All You Can't Eat Shrimp

I first sampled shrimp at the Lawrence, Kansas country club, where I was a guest of my sophisticated girlfriend's parents. On the buffet was a huge bowl of chilled peel and eat shrimp, which seemed to be the most luxurious food I'd ever seen. I had to ask my hosts how to peel them. Years later, I saw my first shrimp farm on the coast of Ecuador. It was an innoccuous collection of pools that had been carved out of a swampy mangrove forest -- cheap land with easy access to the right water for raising shrimp. Few people seemed to care much about mangroves, even though they were well-known to be essential breeding grounds for fish, rays and other creatures, and also served as great storm barriers. These forests were bristly and rugged, and everyone liked the money the shrimp brought in. Later that evening I ate arroz con camarones, a delicious dish with rice and shrimp, and I marveled at how inexpensive the meal was. In subsequent years I noticed an ubuiquity of shrimp in my American life. Cheap restaurants served it with impunity. It became the go to downmarket luxury protein. Whenever I saw a box of frozen shrimp labeled "Product of El Salvador" or "Product of Ecuador" I thought of those denuded mangrove swamps along the coasts. I began to buy only wild shrimp, when I could. But the mangrove forests, which are pretty repetitive, impenatrable, and unsexy, as far as forests go, continued to disappear. For instance, the Philippines, where nearly 1 million acres of mangrove forests have been stripped from the coastlines of that country's many islands. That's 4/5 of all the mangrove forests that once ringed the archipelago. It's not just shrimp farms, either. Around the world, everything from coal plants to luxury hotels has taken the place of mangrove swamps. This video explains why that is a problem.
Notice how the mangroves absorb the shock of the waves. Surely, the people on the top floor of the rooming house in the video below would have appreciated mangos more than shrimp stir fry a few weeks ago when the typhoon hit.
Smart people are coming with all sorts of engineered, concrete and steel strategies for dealing with rising oceans and furious storms.

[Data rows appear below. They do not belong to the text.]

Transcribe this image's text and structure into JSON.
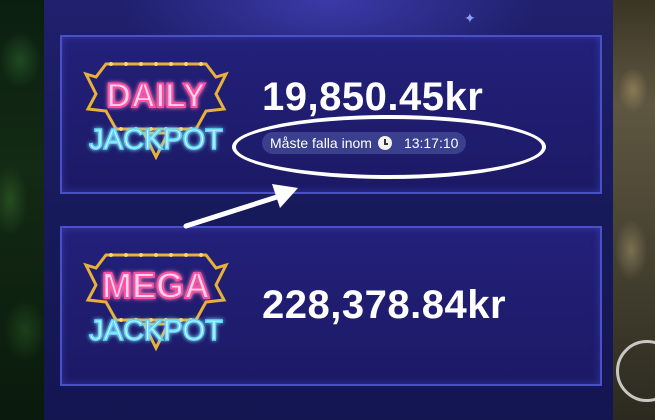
{
  "daily": {
    "logo_line1": "DAILY",
    "logo_line2": "JACKPOT",
    "amount": "19,850.45kr",
    "timer_label": "Måste falla inom",
    "timer_time": "13:17:10"
  },
  "mega": {
    "logo_line1": "MEGA",
    "logo_line2": "JACKPOT",
    "amount": "228,378.84kr"
  },
  "colors": {
    "pink_neon": "#ff4fa6",
    "blue_neon": "#5fd8ff",
    "gold": "#e8b23a",
    "panel": "#1c1a66"
  },
  "icons": {
    "timer_icon": "clock-icon",
    "annotation": "arrow-icon"
  }
}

Perhaps we should plant mangroves in tropical areas (and other flora elsewhere), rather than trying to hold the seas back with man-made barriers. The Philippines has announced plans to restore 94,000 acres of mangrove forests in Tacloban and places like it that where devastated by the recent typhoon. Similar efforts are underway in Vietnam. Curiously, many of these reforestation efforts are taking place on shrimp farms that have been abandoned by their owners as untenable. The Mangrove Action Project can tell you all about it. I wonder if Red Lobster would like to contribute?